For so long the standard-bearer for Australian sprinting, Rohan Browning now finds himself in the unfamiliar situation of sharing the limelight with teen sensation Torrie Lewis.

Browning couldn't be happier about it, with 19-year-old Lewis breaking Melissa Breen's decade-old Australian women's 100m mark with a run of 11.10 seconds last month in Canberra.

It also gave the 26-year-old Browning the chance to reflect on how long it  took to learn what really worked best for him in such a demanding pursuit.

"I think Torrie is a great upcoming talent; she's young, and to break the national record is really strong," Browning told reporters on Tuesday in the lead-up to Thursday's Maurie Plant Meet in Melbourne.

Torrie Lewis
Torrie Lewis recently broke the Australian record for the women's 100m sprint.

"She's in a really good position to develop over the long term.

"We're in this sport and it takes a long time.

"I'm in my 10th year of being a full-time athlete, training six days a week, totally devoted to the sport, and I feel that I'm just getting to reap the benefits.

"I feel like every year has been about learning and developing.

"Now I feel like I'm entering the peak years and I'm 26, so I should be."

Browning will have his two serious competitive races of the year at Lakeside Stadium on Thursday night in the 100m and 200m.

With his focus already firmly set on the Paris Olympics, everything between now and then will be about maximising his chances of booking  a spot in the 100m final on August 4.

"I'm definitely the strongest I've ever been - all my training data suggests I'm in the best shape I've ever been," said a leaner-looking Browning, who has dropped a couple of kilograms..

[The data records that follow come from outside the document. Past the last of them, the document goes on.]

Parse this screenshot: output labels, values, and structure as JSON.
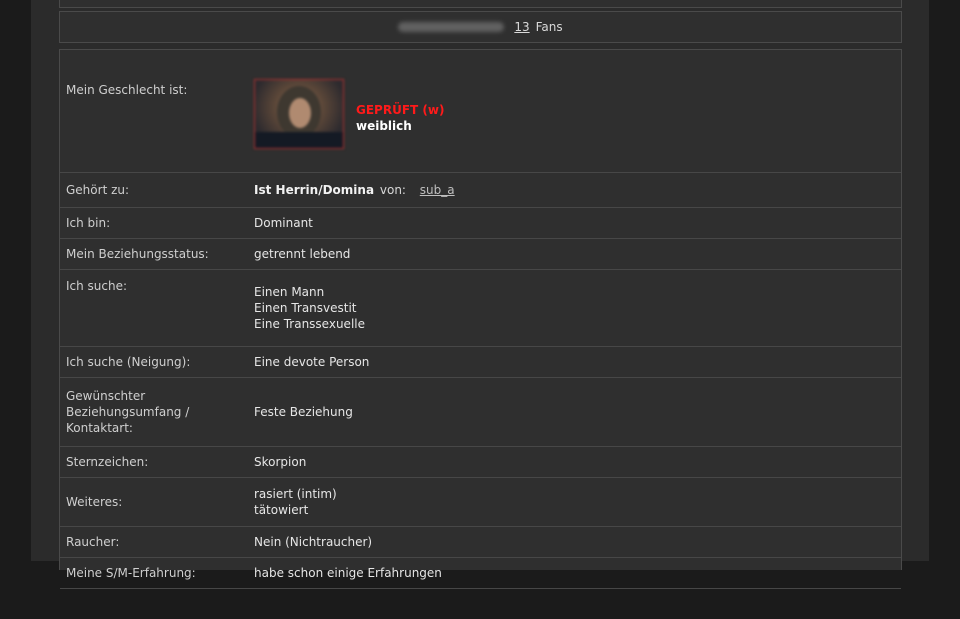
{
  "fans": {
    "count": "13",
    "label": "Fans"
  },
  "profile": {
    "gender": {
      "label": "Mein Geschlecht ist:",
      "badge": "GEPRÜFT (w)",
      "value": "weiblich"
    },
    "belongs": {
      "label": "Gehört zu:",
      "role": "Ist Herrin/Domina",
      "von": "von:",
      "link": "sub_a"
    },
    "rows": [
      {
        "label": "Ich bin:",
        "value": "Dominant"
      },
      {
        "label": "Mein Beziehungsstatus:",
        "value": "getrennt lebend"
      },
      {
        "label": "Ich suche:",
        "values": [
          "Einen Mann",
          "Einen Transvestit",
          "Eine Transsexuelle"
        ]
      },
      {
        "label": "Ich suche (Neigung):",
        "value": "Eine devote Person"
      },
      {
        "label": "Gewünschter Beziehungsumfang / Kontaktart:",
        "value": "Feste Beziehung"
      },
      {
        "label": "Sternzeichen:",
        "value": "Skorpion"
      },
      {
        "label": "Weiteres:",
        "values": [
          "rasiert (intim)",
          "tätowiert"
        ]
      },
      {
        "label": "Raucher:",
        "value": "Nein (Nichtraucher)"
      },
      {
        "label": "Meine S/M-Erfahrung:",
        "value": "habe schon einige Erfahrungen"
      }
    ]
  }
}
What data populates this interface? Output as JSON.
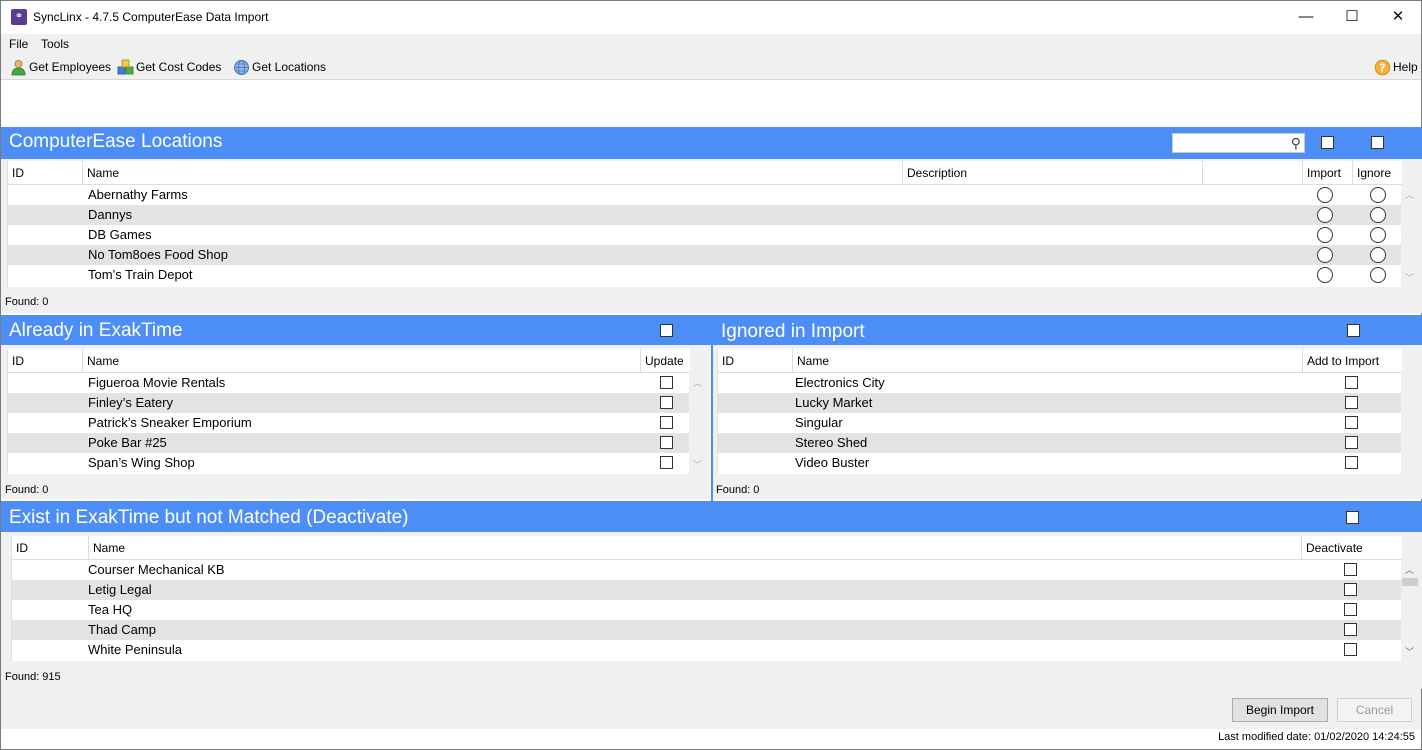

"The key thing is, can you do it when it counts, in competition?

"I've been trying to work on that mental side.

"Last year I was very technically oriented all the time.

"(But) you can't focus on those fine motor skills when you're trying to massively exert power in this really graceful way."

Way back in 2014 when he clocked a wind-assisted 10.18 as a precocious teen, Browning figured it would only be a matter of time before he joined Patrick Johnson in the exclusive Australian sub-10 second club.

He has gone agonisingly close a few times since, most notably when running 10.01 in the opening round of the 100m at the Tokyo Olympics and 10.02 last year in Brisbane.

If and when it finally happens, it will be a very big deal in Australian sport.

But nothing will shift Browning's laser-like Olympic focus in 2024.

He and coach Andrew Murphy have settled on a lighter racing program heading into the Paris Games, including just three home meets, a few events in Asia and the World Relays in the Bahamas.

There may also be a couple of meets in Europe, but there won't be many.

"I've tried different strategies over the years," Browning said.

"I've tried to compete myself into shape and I know that doesn't work for me.

"I need to get in a good training block . I don't need many competitions to perform well."